Tell us a bit about yourself.
Before coming to UM, I was a Post-Doctoral Fellow at the University of British Columbia. I also completed a Ph.D. there in 2018 in Resource Management and Environmental Studies. UM is a great fit for the kind of research I want to do because of the university’s strengths in Indigenous research and on the Arctic, climate change and sustainable water management. As a social scientist who enjoys collaborating with natural scientists, I was also very excited to join the Centre for Earth Observation Science.
What does CRC funding mean to you as a researcher?
CRC funding provides the resources, time and space that is needed to develop a CBR program. This is particularly important when conducting research with Indigenous peoples to respect their self-determination and protocols in research and will allow me the time to build those community partnerships.
How did you feel when you learned you were awarded your Canada Research Chair?
I felt honoured. I also felt incredibly responsible. Being a CRC comes with significant resources and privilege and therefore responsibility to do research that contributes to positive social change and societal benefits.
What inspires you?
As a scholar of settler origin, I am inspired to do this work because I take seriously my responsibility to learn about historical and ongoing colonialism in this country, and the ways it informs how Indigenous peoples are experiencing and navigating environmental change. The communities I work with motivate my work. I have learned a lot from the many, many Indigenous scholars in Canada who work on questions related to Indigenous governance and relationships to the environment. To name just a few, this includes people scholars like Kiera Ladner at UM, Deborah McGregor at York University, Aimée Craft at the University of Ottawa and Zoey Todd at Carleton.

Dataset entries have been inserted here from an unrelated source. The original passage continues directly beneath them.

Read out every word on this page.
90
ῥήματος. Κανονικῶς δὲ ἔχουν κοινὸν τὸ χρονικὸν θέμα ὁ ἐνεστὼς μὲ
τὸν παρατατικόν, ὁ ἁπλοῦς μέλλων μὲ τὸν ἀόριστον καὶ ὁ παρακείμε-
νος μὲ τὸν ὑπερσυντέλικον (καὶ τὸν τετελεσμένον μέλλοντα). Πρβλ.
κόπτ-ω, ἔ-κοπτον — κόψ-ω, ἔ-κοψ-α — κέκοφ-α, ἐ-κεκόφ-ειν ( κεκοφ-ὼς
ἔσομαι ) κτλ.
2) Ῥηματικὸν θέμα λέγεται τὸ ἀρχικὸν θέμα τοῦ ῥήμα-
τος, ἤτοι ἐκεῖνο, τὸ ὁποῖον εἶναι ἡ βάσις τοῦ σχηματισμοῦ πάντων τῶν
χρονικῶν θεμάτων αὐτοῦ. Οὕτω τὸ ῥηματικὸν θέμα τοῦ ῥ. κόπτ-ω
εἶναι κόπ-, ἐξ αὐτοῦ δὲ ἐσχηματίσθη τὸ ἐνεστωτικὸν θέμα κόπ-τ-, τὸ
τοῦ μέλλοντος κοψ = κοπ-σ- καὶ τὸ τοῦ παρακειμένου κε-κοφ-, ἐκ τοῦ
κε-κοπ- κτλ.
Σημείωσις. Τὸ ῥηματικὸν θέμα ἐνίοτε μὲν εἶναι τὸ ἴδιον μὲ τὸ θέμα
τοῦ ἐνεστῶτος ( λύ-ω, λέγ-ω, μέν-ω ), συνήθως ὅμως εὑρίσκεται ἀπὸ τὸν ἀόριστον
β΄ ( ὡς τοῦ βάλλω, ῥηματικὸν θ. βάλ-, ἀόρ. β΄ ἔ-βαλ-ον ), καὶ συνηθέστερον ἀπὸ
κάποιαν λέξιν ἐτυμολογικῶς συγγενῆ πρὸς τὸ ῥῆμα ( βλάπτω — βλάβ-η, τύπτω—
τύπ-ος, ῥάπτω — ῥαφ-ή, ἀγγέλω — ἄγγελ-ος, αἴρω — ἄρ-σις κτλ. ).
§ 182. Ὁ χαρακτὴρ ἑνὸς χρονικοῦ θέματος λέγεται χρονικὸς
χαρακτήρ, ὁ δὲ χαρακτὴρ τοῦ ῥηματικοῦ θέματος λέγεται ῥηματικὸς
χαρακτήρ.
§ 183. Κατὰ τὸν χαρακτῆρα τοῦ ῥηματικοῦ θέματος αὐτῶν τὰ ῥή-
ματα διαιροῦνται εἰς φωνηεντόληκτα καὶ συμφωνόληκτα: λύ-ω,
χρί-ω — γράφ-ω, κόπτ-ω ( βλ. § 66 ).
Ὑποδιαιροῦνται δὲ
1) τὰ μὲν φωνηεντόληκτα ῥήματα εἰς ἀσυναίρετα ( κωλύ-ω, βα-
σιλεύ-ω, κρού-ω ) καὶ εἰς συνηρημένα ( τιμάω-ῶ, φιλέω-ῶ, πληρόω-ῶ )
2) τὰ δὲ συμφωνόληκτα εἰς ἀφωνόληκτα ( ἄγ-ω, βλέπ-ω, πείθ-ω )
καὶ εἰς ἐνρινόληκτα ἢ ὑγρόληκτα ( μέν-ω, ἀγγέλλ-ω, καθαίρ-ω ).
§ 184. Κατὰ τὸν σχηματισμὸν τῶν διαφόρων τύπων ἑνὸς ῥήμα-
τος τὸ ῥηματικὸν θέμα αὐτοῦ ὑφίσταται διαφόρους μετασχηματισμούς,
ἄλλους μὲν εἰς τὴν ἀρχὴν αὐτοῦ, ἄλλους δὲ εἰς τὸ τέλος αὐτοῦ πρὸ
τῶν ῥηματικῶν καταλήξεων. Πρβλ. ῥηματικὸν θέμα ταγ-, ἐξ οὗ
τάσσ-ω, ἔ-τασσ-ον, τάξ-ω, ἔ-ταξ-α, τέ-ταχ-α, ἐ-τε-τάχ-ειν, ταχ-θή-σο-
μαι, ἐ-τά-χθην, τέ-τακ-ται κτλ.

What about you would people find surprising?
I have always wanted to live in Winnipeg. This fact has surprised a few people! However, I am sure my love of the city will come as no surprise to the people who know it.
Do you have any advice for students/young grad students starting their career?
Take the time to work on side projects and attend conferences and events that will broaden your skillset and understanding of the field you are working in. It is important to stay focused to complete your thesis or your degree but when it comes to figuring out your career path and developing networks this broader view is really important. I would also recommend that students reach out to people whose careers inspire them to ask for an informational interview (informal conversations you can have with someone who is working in an area of interest to you).